04 June 2024

SpaceDeck – Data Pipeline – Create New Pipeline for Batch Load

Data Pipelines allow a convenient, no-code method to pipe data from the System of Record to the GigaSpaces in-memory data grid.

A new data pipeline definition will include the definitions of the System of Record databases, tables and fields that will provide data to the pipeline. The definition also indicates the in-memory Space that will receive the pipeline data.

Additional information includes optional validation rules and automatic conversion of specified field definitions.

Refer to Batch Load for a detailed overview.

Display the Configuration screen

From the Data Pipeline A series of data processing steps, including extraction, transformation, and loading (ETL), that move data from its source to a destination system. Data pipelines are essential for integrating and managing data flows. main screen, click Create New + to begin defining your first pipeline.

Basic Pipeline Information

You can fill in some or all of the pipeline configuration items (shown below) from a JSON-format configuration file by clicking the Load Configuration button found at the top right side of the screen.
The configuration file may contains some or all of the required details. After the configuration details are loaded from the configuration file, they can be edited if desired, before saving .

Pipeline Name – The name assigned to the pipeline.

The Pipeline name is not case sensitive and has no limits for naming but must not exceed a length of 63 characters.
Space Name – The name of the GigaSpaces Space object that will receive the pipeline data. This is a mandatory field.
Connector Setting:
- Data Source Connection – The data source from the System of Record. This is a URL and points to a database such as Oracle. This is a mandatory field.
  
  It is possible to Create a new Data Source connection from here, if one has not already been created via the Data Sources menu. Follow the instructions from SpaceDeck – Data Sources.
Data Format - This is populated based on the Data Source Connection selected.

Create the Pipeline

Once the Pipeline configuration has been completed, click Create Pipeline in order to move to the next stage of the configuration of including tables. In our example, we are creating a Pipeline which is connected to an Oracle DB but using batch load.

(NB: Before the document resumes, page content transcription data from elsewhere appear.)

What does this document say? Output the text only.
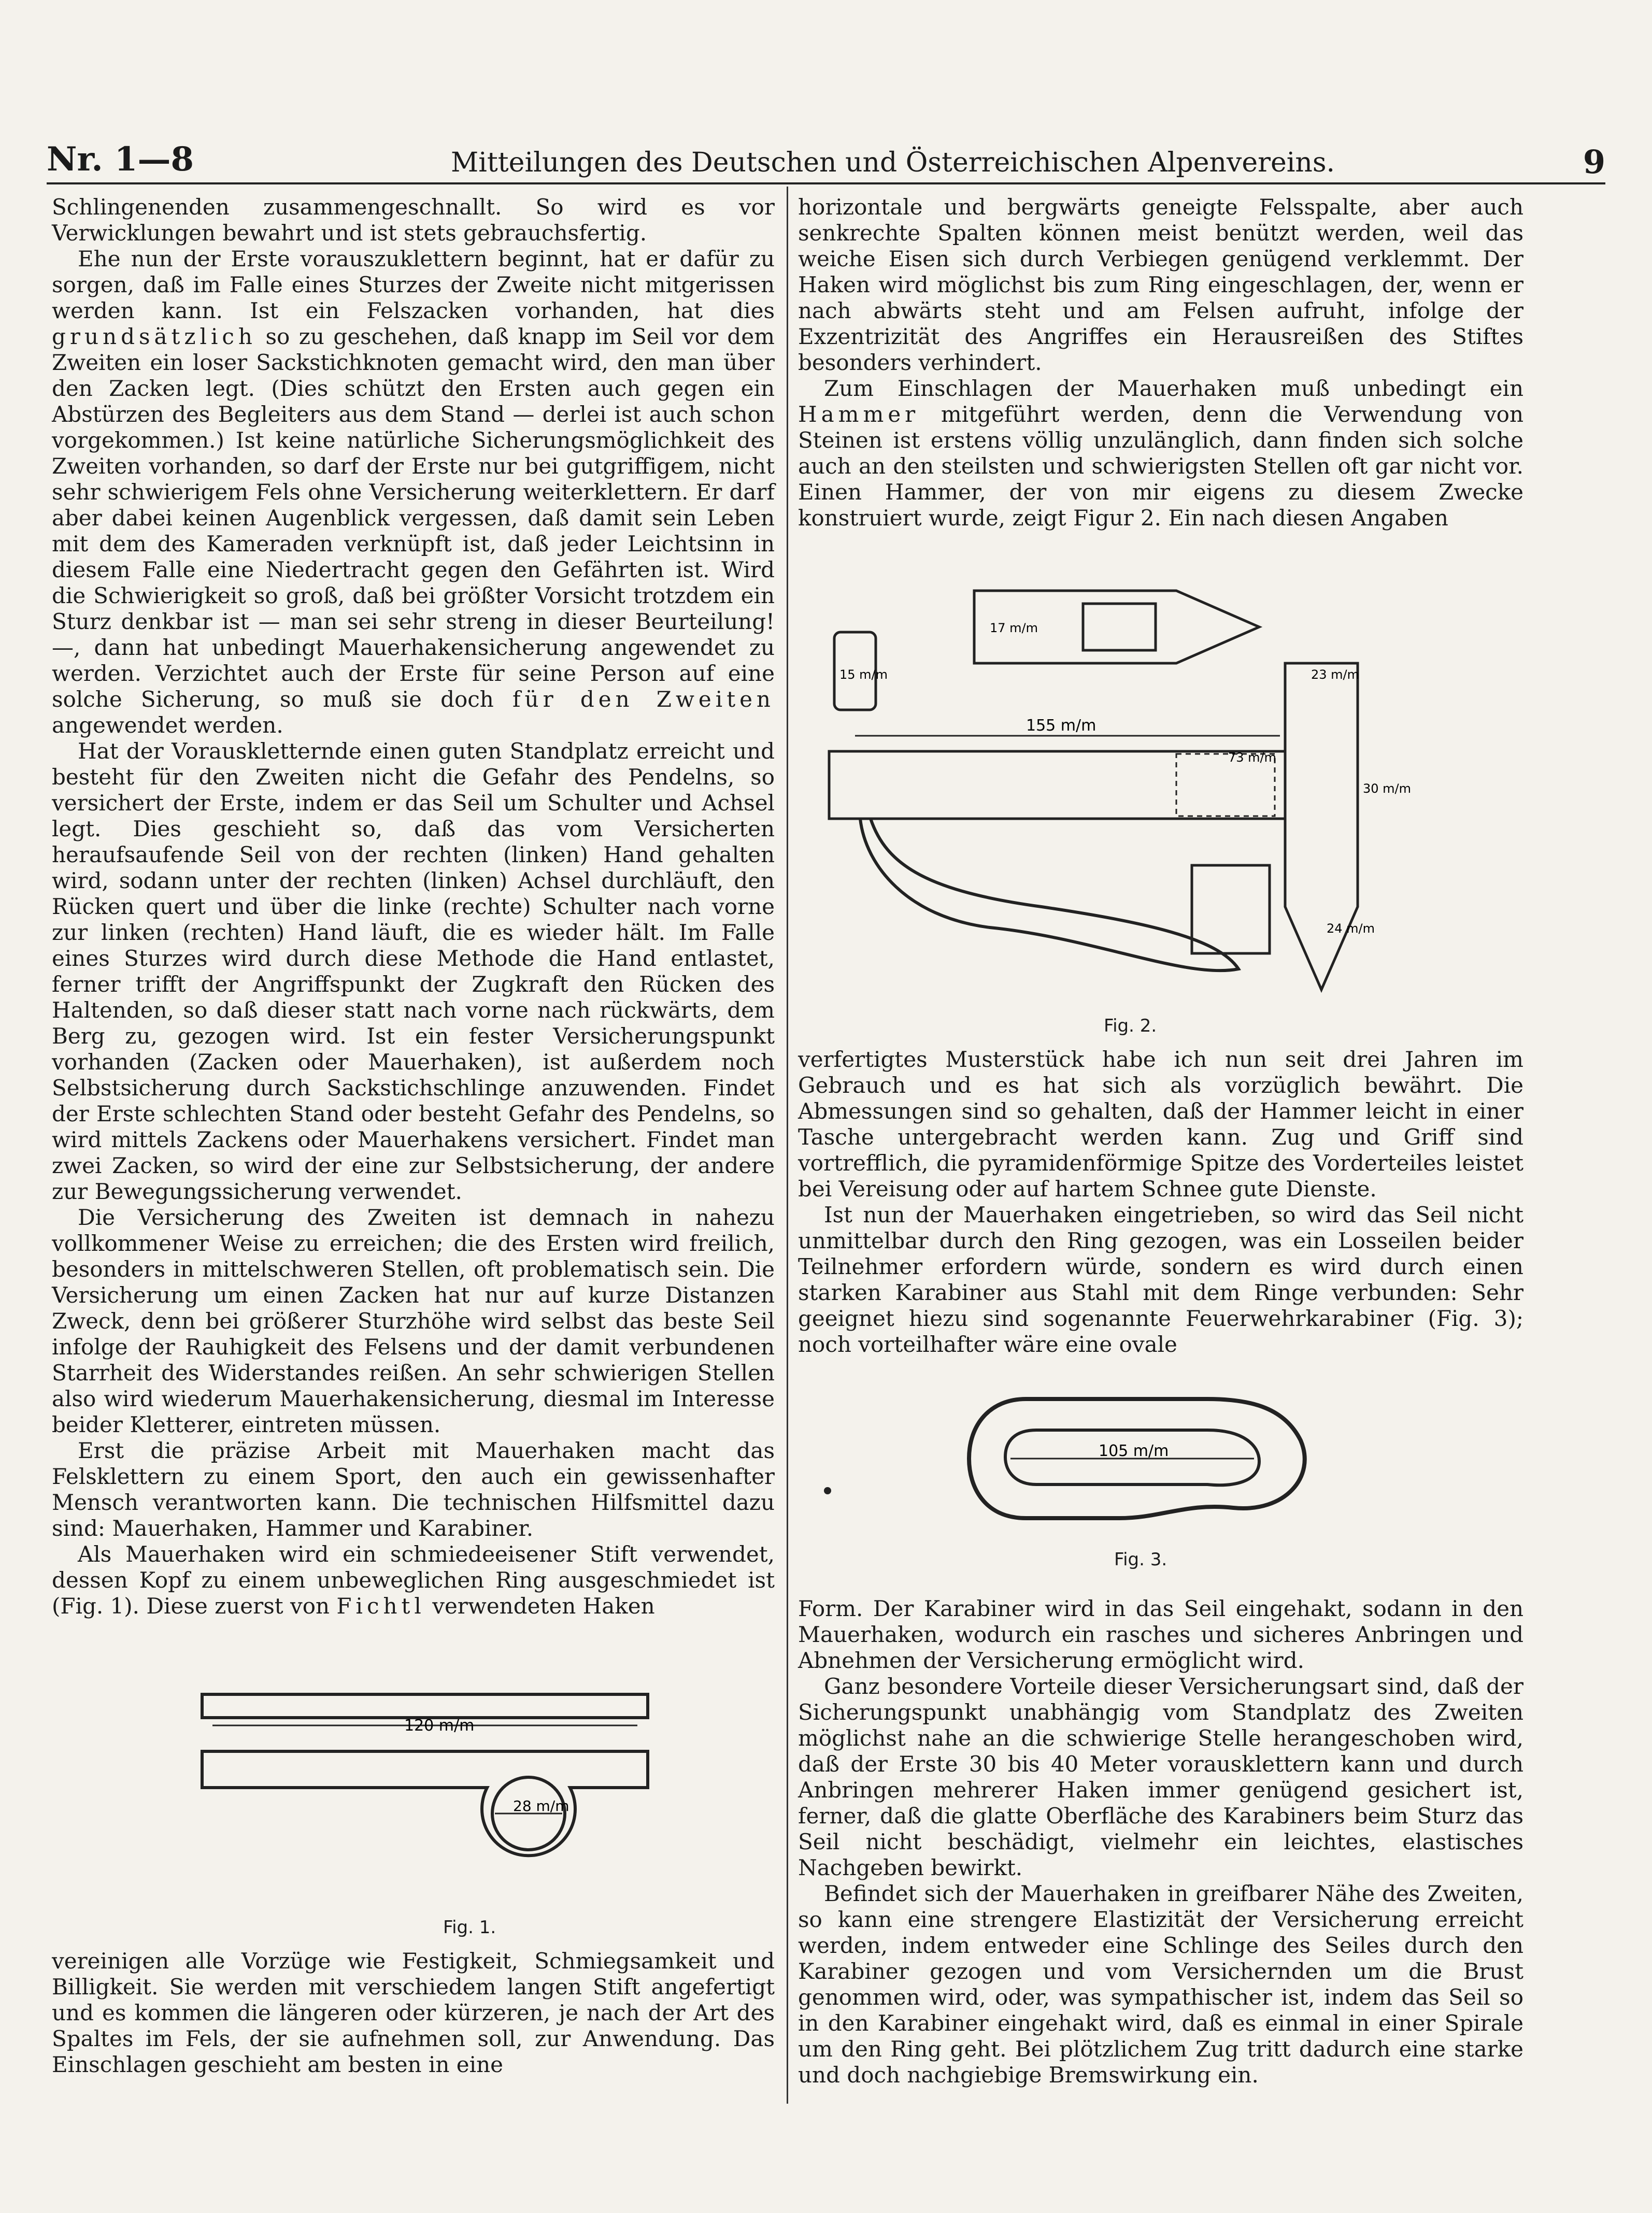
Nr. 1—8	Mitteilungen des Deutschen und Österreichischen Alpenvereins.	9

Schlingenenden zusammengeschnallt. So wird es vor Verwicklungen bewahrt und ist stets gebrauchsfertig.

Ehe nun der Erste vorauszuklettern beginnt, hat er dafür zu sorgen, daß im Falle eines Sturzes der Zweite nicht mitgerissen werden kann. Ist ein Felszacken vorhanden, hat dies grundsätzlich so zu geschehen, daß knapp im Seil vor dem Zweiten ein loser Sackstichknoten gemacht wird, den man über den Zacken legt. (Dies schützt den Ersten auch gegen ein Abstürzen des Begleiters aus dem Stand — derlei ist auch schon vorgekommen.) Ist keine natürliche Sicherungsmöglichkeit des Zweiten vorhanden, so darf der Erste nur bei gutgriffigem, nicht sehr schwierigem Fels ohne Versicherung weiterklettern. Er darf aber dabei keinen Augenblick vergessen, daß damit sein Leben mit dem des Kameraden verknüpft ist, daß jeder Leichtsinn in diesem Falle eine Niedertracht gegen den Gefährten ist. Wird die Schwierigkeit so groß, daß bei größter Vorsicht trotzdem ein Sturz denkbar ist — man sei sehr streng in dieser Beurteilung! —, dann hat unbedingt Mauerhakensicherung angewendet zu werden. Verzichtet auch der Erste für seine Person auf eine solche Sicherung, so muß sie doch für den Zweiten angewendet werden.

Hat der Vorauskletternde einen guten Standplatz erreicht und besteht für den Zweiten nicht die Gefahr des Pendelns, so versichert der Erste, indem er das Seil um Schulter und Achsel legt. Dies geschieht so, daß das vom Versicherten heraufsaufende Seil von der rechten (linken) Hand gehalten wird, sodann unter der rechten (linken) Achsel durchläuft, den Rücken quert und über die linke (rechte) Schulter nach vorne zur linken (rechten) Hand läuft, die es wieder hält. Im Falle eines Sturzes wird durch diese Methode die Hand entlastet, ferner trifft der Angriffspunkt der Zugkraft den Rücken des Haltenden, so daß dieser statt nach vorne nach rückwärts, dem Berg zu, gezogen wird. Ist ein fester Versicherungspunkt vorhanden (Zacken oder Mauerhaken), ist außerdem noch Selbstsicherung durch Sackstichschlinge anzuwenden. Findet der Erste schlechten Stand oder besteht Gefahr des Pendelns, so wird mittels Zackens oder Mauerhakens versichert. Findet man zwei Zacken, so wird der eine zur Selbstsicherung, der andere zur Bewegungssicherung verwendet.

Die Versicherung des Zweiten ist demnach in nahezu vollkommener Weise zu erreichen; die des Ersten wird freilich, besonders in mittelschweren Stellen, oft problematisch sein. Die Versicherung um einen Zacken hat nur auf kurze Distanzen Zweck, denn bei größerer Sturzhöhe wird selbst das beste Seil infolge der Rauhigkeit des Felsens und der damit verbundenen Starrheit des Widerstandes reißen. An sehr schwierigen Stellen also wird wiederum Mauerhakensicherung, diesmal im Interesse beider Kletterer, eintreten müssen.

Erst die präzise Arbeit mit Mauerhaken macht das Felsklettern zu einem Sport, den auch ein gewissenhafter Mensch verantworten kann. Die technischen Hilfsmittel dazu sind: Mauerhaken, Hammer und Karabiner.

Als Mauerhaken wird ein schmiedeeisener Stift verwendet, dessen Kopf zu einem unbeweglichen Ring ausgeschmiedet ist (Fig. 1). Diese zuerst von Fichtl verwendeten Haken

120 m/m
28 m/m
Fig. 1.

vereinigen alle Vorzüge wie Festigkeit, Schmiegsamkeit und Billigkeit. Sie werden mit verschiedem langen Stift angefertigt und es kommen die längeren oder kürzeren, je nach der Art des Spaltes im Fels, der sie aufnehmen soll, zur Anwendung. Das Einschlagen geschieht am besten in eine

horizontale und bergwärts geneigte Felsspalte, aber auch senkrechte Spalten können meist benützt werden, weil das weiche Eisen sich durch Verbiegen genügend verklemmt. Der Haken wird möglichst bis zum Ring eingeschlagen, der, wenn er nach abwärts steht und am Felsen aufruht, infolge der Exzentrizität des Angriffes ein Herausreißen des Stiftes besonders verhindert.

Zum Einschlagen der Mauerhaken muß unbedingt ein Hammer mitgeführt werden, denn die Verwendung von Steinen ist erstens völlig unzulänglich, dann finden sich solche auch an den steilsten und schwierigsten Stellen oft gar nicht vor. Einen Hammer, der von mir eigens zu diesem Zwecke konstruiert wurde, zeigt Figur 2. Ein nach diesen Angaben

15 m/m
17 m/m
155 m/m
73 m/m
23 m/m
30 m/m
24 m/m
Fig. 2.

verfertigtes Musterstück habe ich nun seit drei Jahren im Gebrauch und es hat sich als vorzüglich bewährt. Die Abmessungen sind so gehalten, daß der Hammer leicht in einer Tasche untergebracht werden kann. Zug und Griff sind vortrefflich, die pyramidenförmige Spitze des Vorderteiles leistet bei Vereisung oder auf hartem Schnee gute Dienste.

Ist nun der Mauerhaken eingetrieben, so wird das Seil nicht unmittelbar durch den Ring gezogen, was ein Losseilen beider Teilnehmer erfordern würde, sondern es wird durch einen starken Karabiner aus Stahl mit dem Ringe verbunden: Sehr geeignet hiezu sind sogenannte Feuerwehrkarabiner (Fig. 3); noch vorteilhafter wäre eine ovale

105 m/m
Fig. 3.

Form. Der Karabiner wird in das Seil eingehakt, sodann in den Mauerhaken, wodurch ein rasches und sicheres Anbringen und Abnehmen der Versicherung ermöglicht wird.

Ganz besondere Vorteile dieser Versicherungsart sind, daß der Sicherungspunkt unabhängig vom Standplatz des Zweiten möglichst nahe an die schwierige Stelle herangeschoben wird, daß der Erste 30 bis 40 Meter vorausklettern kann und durch Anbringen mehrerer Haken immer genügend gesichert ist, ferner, daß die glatte Oberfläche des Karabiners beim Sturz das Seil nicht beschädigt, vielmehr ein leichtes, elastisches Nachgeben bewirkt.

Befindet sich der Mauerhaken in greifbarer Nähe des Zweiten, so kann eine strengere Elastizität der Versicherung erreicht werden, indem entweder eine Schlinge des Seiles durch den Karabiner gezogen und vom Versichernden um die Brust genommen wird, oder, was sympathischer ist, indem das Seil so in den Karabiner eingehakt wird, daß es einmal in einer Spirale um den Ring geht. Bei plötzlichem Zug tritt dadurch eine starke und doch nachgiebige Bremswirkung ein.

Pipeline Configuration Screen

The Pipeline Configuration screen is displayed:

1: Choose a Pipeline Name. The Pipeline name is not case sensitive and has no limits for naming but must not exceed a length of 63 characters.

2: Select a Space name (previously defined). The name of the GigaSpaces Space object that will receive the pipeline data. This is a mandatory field.

3. Select Data Source Connection (previously defined) or create one here. Refer to Data Source - Batch Load.

4. Under Batch Settings, select Schedule Load, then click Change.

5: After batch schedule load has been set, click Create Pipeline.

Schedule Load

1: It is possible to schedule a Batch Load for the following: Hourly, Daily, Weekly or Custom.

2: If "First batch load will occur when the Pipeline is started" the batch load will begin when the Pipeline is started. Otherwise it will occur at the schedule batch loading time.

Care must be taken not to schedule a batch load AFTER the current time together with NOT selecting the option of "First batch load will occur when the Pipeline is started" or the data will not be loaded until the date defined, once the Pipeline has been started for the first time.

3. When all the batch loading has been scheduled, Click Apply.

Starting the Pipeline

STATUS: - Besides Inactive, Running, Error and Warning there are new Statuses for batch load: Completed and Warning.

Add Tables - Materialized View

1: In the Pipeline Configuration screen, click Add Tables

2: Following is an example of selecting a materialized view table. For adding regular tables refer to Select Schema and Tables for the Pipeline section in Data Pipeline-Create New Pipeline.

Space ID Required

1: There will be an error when you attempt to add a materialized view without first adding a Space ID.

2: Click Edit to add a Space ID.

In the Space ID section, select from the drop-down the Primary Key that you wish to use.
Click Apply
On the Pipeline Configuration screen, click Save.